BioLife reported earnings for Q2 2014 on August 7.
I reiterate my bull thesis based on rising core product revenues and growing margins.
I anticipated increased product sales of BioLife's biopreservation media this quarter. The Q2 earnings report corroborates this position.
In May I wrote a PRO article with a thesis stating that BioLife Solutions Inc. (NASDAQ:BLFS) is an undervalued and de-risked, long-term life sciences investment opportunity, but a sustained negative sentiment surrounding the regenerative medicine sector, a lack of awareness of BioLife's rather speculative CryoStor and HypoThermosol biopreservation media segment, and a general market decline were holding back shares. Nevertheless, the recent multi-year contract manufacturing agreement with Somahlution LLC, and the acquisition of a new Cryostor clinical customer, TxCell, have driven shares higher over the last several months, up approximately 15% since my initial recommendation. And with BioLife's strong Q2 earnings performance, I suspect additional upward movement in corroboration of my bullish thesis on this emerging, but relatively unknown "sleeper" play.
As reported by Yahoo, some key highlights of BioLife's Q2 earnings report are as follows:
- Core product revenue increased 29% to $2.2 million over six months ended June 30, as compared to the same period for 2013. For Q2 2014, however, core product revenue increased 14% to $1.1 million as compared to Q2 2013.
- Total revenue decreased 48% to $1.2 million, as compared to Q2 2013.
- Gross margin increased to 45%, as compared to 35.6% in the same period in 2013.
- Net loss increased to $883,356, as compared to $282,506 in Q2 2014 and $559,371 in Q1 2014.
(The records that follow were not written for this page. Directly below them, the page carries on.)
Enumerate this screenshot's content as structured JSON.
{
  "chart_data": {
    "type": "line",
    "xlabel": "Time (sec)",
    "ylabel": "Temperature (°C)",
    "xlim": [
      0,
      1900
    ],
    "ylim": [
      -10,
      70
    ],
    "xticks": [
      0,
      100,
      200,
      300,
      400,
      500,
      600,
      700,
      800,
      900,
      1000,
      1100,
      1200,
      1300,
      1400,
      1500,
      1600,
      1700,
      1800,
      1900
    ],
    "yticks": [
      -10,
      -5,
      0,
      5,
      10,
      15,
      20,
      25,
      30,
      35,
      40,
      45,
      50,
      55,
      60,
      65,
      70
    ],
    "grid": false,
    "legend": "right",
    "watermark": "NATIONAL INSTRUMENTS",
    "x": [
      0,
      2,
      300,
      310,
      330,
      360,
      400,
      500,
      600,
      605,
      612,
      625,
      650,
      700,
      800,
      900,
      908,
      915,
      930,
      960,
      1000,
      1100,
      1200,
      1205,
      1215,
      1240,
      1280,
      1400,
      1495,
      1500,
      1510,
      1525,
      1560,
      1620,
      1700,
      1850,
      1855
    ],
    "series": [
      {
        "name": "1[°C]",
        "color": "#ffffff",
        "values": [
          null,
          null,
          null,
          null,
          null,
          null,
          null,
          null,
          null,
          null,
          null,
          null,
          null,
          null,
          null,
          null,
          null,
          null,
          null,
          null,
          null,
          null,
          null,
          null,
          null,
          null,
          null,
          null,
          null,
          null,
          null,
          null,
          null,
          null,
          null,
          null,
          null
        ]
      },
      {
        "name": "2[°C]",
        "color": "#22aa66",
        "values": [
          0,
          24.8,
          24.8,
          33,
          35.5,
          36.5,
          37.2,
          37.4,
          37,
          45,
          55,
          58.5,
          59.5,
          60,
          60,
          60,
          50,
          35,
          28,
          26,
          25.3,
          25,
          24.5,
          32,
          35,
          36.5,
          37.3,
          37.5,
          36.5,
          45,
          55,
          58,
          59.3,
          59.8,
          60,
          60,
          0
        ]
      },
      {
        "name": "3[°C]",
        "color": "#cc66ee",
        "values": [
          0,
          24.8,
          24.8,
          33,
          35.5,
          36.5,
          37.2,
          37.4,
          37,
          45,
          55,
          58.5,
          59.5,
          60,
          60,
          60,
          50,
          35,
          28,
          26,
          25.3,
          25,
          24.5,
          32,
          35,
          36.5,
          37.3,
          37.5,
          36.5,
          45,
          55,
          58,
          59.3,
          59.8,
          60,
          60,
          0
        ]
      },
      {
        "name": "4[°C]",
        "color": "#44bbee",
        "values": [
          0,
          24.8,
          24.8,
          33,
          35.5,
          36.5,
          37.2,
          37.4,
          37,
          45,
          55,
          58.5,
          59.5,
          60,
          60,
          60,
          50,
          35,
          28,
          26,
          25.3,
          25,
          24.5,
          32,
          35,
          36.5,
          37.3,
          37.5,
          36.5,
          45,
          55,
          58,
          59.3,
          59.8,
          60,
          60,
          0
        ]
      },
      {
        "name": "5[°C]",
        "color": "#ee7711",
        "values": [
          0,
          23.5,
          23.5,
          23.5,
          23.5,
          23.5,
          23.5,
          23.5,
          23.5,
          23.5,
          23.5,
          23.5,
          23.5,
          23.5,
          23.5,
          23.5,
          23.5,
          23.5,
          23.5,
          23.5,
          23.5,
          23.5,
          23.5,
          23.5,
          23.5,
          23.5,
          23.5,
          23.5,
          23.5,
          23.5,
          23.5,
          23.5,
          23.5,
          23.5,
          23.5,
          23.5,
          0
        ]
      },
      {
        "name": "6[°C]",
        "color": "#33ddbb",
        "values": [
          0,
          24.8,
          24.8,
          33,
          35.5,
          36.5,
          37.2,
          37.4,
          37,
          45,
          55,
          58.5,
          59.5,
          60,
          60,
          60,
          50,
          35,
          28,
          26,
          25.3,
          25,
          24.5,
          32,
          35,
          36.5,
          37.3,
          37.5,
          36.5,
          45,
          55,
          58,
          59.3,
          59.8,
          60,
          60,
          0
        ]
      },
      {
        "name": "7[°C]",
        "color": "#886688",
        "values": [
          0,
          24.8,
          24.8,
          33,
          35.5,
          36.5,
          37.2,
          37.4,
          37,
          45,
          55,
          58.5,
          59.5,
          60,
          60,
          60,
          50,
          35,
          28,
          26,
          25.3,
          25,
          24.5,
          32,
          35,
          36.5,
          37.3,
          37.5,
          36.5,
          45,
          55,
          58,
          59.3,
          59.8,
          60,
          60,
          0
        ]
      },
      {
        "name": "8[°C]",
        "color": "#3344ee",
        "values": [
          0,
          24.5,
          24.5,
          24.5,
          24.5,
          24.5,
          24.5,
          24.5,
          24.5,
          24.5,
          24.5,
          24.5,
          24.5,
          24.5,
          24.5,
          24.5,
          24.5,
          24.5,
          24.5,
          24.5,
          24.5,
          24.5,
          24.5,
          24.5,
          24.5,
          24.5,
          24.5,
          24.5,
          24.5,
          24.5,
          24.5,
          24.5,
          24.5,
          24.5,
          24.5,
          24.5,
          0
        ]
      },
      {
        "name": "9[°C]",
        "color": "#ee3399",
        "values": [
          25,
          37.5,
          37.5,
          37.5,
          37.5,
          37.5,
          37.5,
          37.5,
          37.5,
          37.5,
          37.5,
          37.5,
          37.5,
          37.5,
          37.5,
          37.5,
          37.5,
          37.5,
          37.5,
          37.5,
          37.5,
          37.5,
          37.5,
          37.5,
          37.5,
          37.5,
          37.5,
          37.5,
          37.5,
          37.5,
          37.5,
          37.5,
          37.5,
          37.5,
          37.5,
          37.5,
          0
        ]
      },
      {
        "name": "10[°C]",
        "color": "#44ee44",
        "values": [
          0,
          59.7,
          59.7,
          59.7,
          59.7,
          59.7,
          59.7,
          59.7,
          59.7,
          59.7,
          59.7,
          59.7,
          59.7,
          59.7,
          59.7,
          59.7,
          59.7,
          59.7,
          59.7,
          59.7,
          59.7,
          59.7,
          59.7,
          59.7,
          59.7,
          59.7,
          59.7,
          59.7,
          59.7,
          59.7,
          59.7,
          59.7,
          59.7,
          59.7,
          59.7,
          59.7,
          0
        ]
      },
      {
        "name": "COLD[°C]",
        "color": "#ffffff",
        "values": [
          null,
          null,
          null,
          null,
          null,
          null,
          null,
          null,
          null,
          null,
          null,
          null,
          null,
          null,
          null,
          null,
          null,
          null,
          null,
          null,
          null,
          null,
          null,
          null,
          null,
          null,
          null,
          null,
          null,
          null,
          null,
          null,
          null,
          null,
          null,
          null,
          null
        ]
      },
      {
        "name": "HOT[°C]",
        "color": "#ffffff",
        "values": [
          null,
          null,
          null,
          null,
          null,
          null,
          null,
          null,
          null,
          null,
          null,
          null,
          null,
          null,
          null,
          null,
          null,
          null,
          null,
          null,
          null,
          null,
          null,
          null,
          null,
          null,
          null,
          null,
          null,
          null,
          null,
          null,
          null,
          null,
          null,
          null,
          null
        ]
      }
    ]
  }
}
The strong earnings performance was driven by a variety of factors. Product revenues benefited from an increase in sales to regenerative medicine market and cell suppliers. Nevertheless, overall revenues dropped substantially due to the cancellation of BioLife's contract manufacturing services agreement with Organ Recovery Systems, after receiving confirmation that no further purchase orders would be issued. Given that this contract represented 90% of BioLife's contract manufacturing revenue, it shouldn't be a surprise that the company experienced a 48% decline as compared to Q2 2013, when the agreement was still intact. Nevertheless, as reiterated today, BioLife entered into a long-term contract manufacturing agreement with Somahlution LLC this quarter. Since it is expected to begin product delivery of DuraGraft to Somahlution in Q4 2014, BioLife should be able to offset the 48% drop in revenue seen in Q2. Also worth noting is the healthy flow of revenue from BioLife's core products. Despite the fact that none of its clinical customers have advanced their products to market - which is where the true value of BioLife's core segment lies - the company still managed to generate $1.1 million. As revenues continue to rise across the board, I believe this sleeper company will start to wake up in a big way, and, thus, I reiterate my bullish position on BioLife.